Owen dio un paso atrás y encogió los hombros.

—No sé muy bien cómo se comunica con ellas, pero Micah no es un apicultor del montón. Como le he dicho, tiene un don excepcional.

—¿A qué se refiere exactamente?

—La primera vez que le expulsaron fue porque liberó una colonia de abejas en el patio del colegio. Todo el enjambre rodeó a un niño que no le caía bien a Micah. Uno de los alumnos juró y perjuró haber oído a Micah susurrar el nombre de aquel niño a las abejas antes de liberarlas.

—¿Qué le pasó al niño?

—Sobrevivió, pero durante un tiempo estuvo aterrorizado.

—¿Y las autoridades creyeron que Micah había ordenado a las abejas que atacaran a ese niño?

—Creyeron que había liberado a las abejas en el patio a propósito. Eso bastó para expulsarlo, sobre todo después de varios incidentes similares. Pero ya está bien de hablar de Micah. Debería ponerse algo sobre esa picadura.

Miré el verdugón que tenía en la mano.

—Menos mal que no soy alérgica a las picaduras de abeja —dije, también para tranquilizarme.

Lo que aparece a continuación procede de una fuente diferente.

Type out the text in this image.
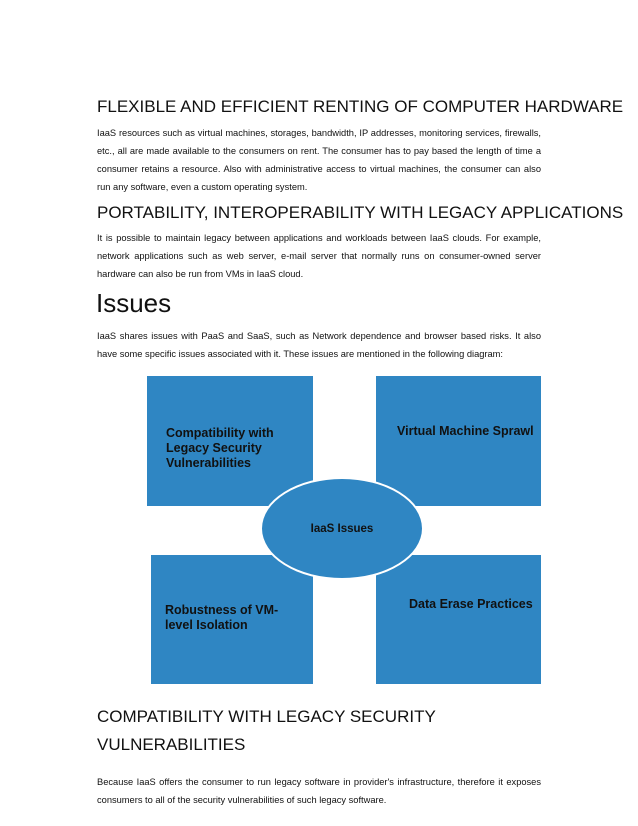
FLEXIBLE AND EFFICIENT RENTING OF COMPUTER HARDWARE

IaaS resources such as virtual machines, storages, bandwidth, IP addresses, monitoring services, firewalls, etc., all are made available to the consumers on rent. The consumer has to pay based the length of time a consumer retains a resource. Also with administrative access to virtual machines, the consumer can also run any software, even a custom operating system.

PORTABILITY, INTEROPERABILITY WITH LEGACY APPLICATIONS

It is possible to maintain legacy between applications and workloads between IaaS clouds. For example, network applications such as web server, e-mail server that normally runs on consumer-owned server hardware can also be run from VMs in IaaS cloud.

Issues

IaaS shares issues with PaaS and SaaS, such as Network dependence and browser based risks. It also have some specific issues associated with it. These issues are mentioned in the following diagram:

Compatibility with
Legacy Security
Vulnerabilities
Virtual Machine Sprawl
Robustness of VM-
level Isolation
Data Erase Practices
IaaS Issues
COMPATIBILITY WITH LEGACY SECURITY
VULNERABILITIES

Because IaaS offers the consumer to run legacy software in provider's infrastructure, therefore it exposes consumers to all of the security vulnerabilities of such legacy software.
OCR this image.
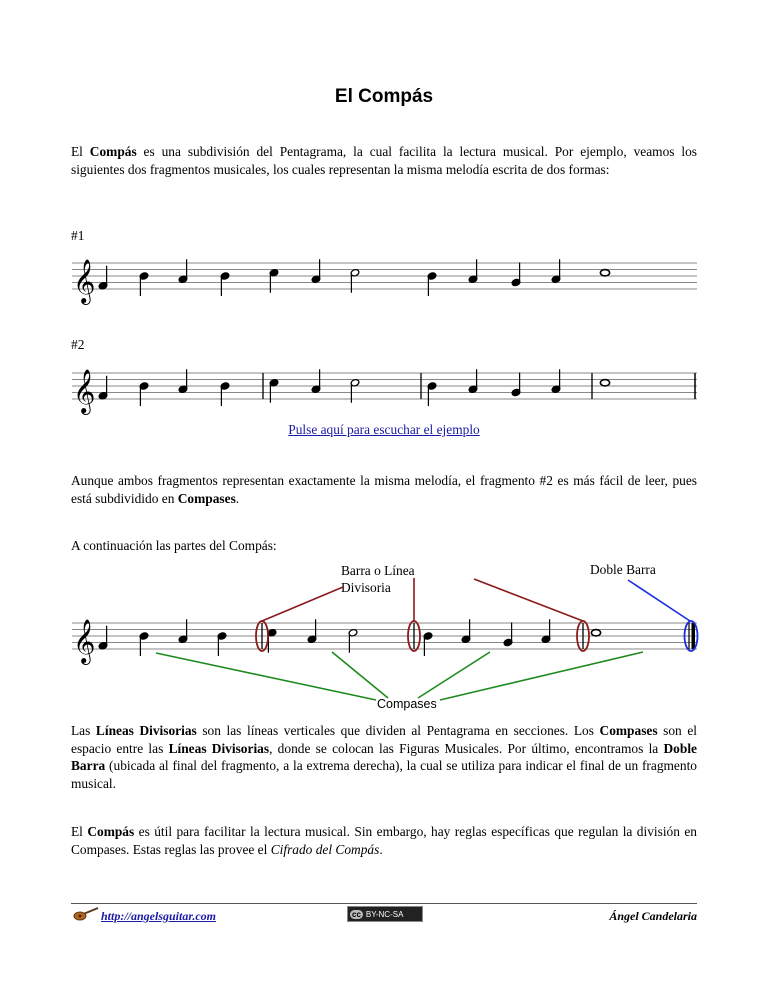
El Compás

El Compás es una subdivisión del Pentagrama, la cual facilita la lectura musical. Por ejemplo, veamos los siguientes dos fragmentos musicales, los cuales representan la misma melodía escrita de dos formas:

#1
𝄞
#2
𝄞
Pulse aquí para escuchar el ejemplo

Aunque ambos fragmentos representan exactamente la misma melodía, el fragmento #2 es más fácil de leer, pues está subdividido en Compases.

A continuación las partes del Compás:
Barra o Línea
Divisoria
Doble Barra
𝄞
Compases

Las Líneas Divisorias son las líneas verticales que dividen al Pentagrama en secciones. Los Compases son el espacio entre las Líneas Divisorias, donde se colocan las Figuras Musicales. Por último, encontramos la Doble Barra (ubicada al final del fragmento, a la extrema derecha), la cual se utiliza para indicar el final de un fragmento musical.

El Compás es útil para facilitar la lectura musical. Sin embargo, hay reglas específicas que regulan la división en Compases. Estas reglas las provee el Cifrado del Compás.

http://angelsguitar.com	cc BY-NC-SA	Ángel Candelaria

—No es la picadura de lo que debe preocuparse, sino de las feromonas que ha dejado sobre su piel para avisar a sus compañeras trabajadoras del peligro. Si la colonia decide atacar, me temo que no podrá escapar, señorita Gray. Aunque se meta en una piscina o un estanque lleno de agua, cuando salga, la estarán esperando.

—Gracias por la advertencia —dije—. Y por las indicaciones.

—De nada. Y tenga cuidado —añadió—. Yo, en su lugar, saldría ya, antes de que esas feromonas lleguen a la colonia.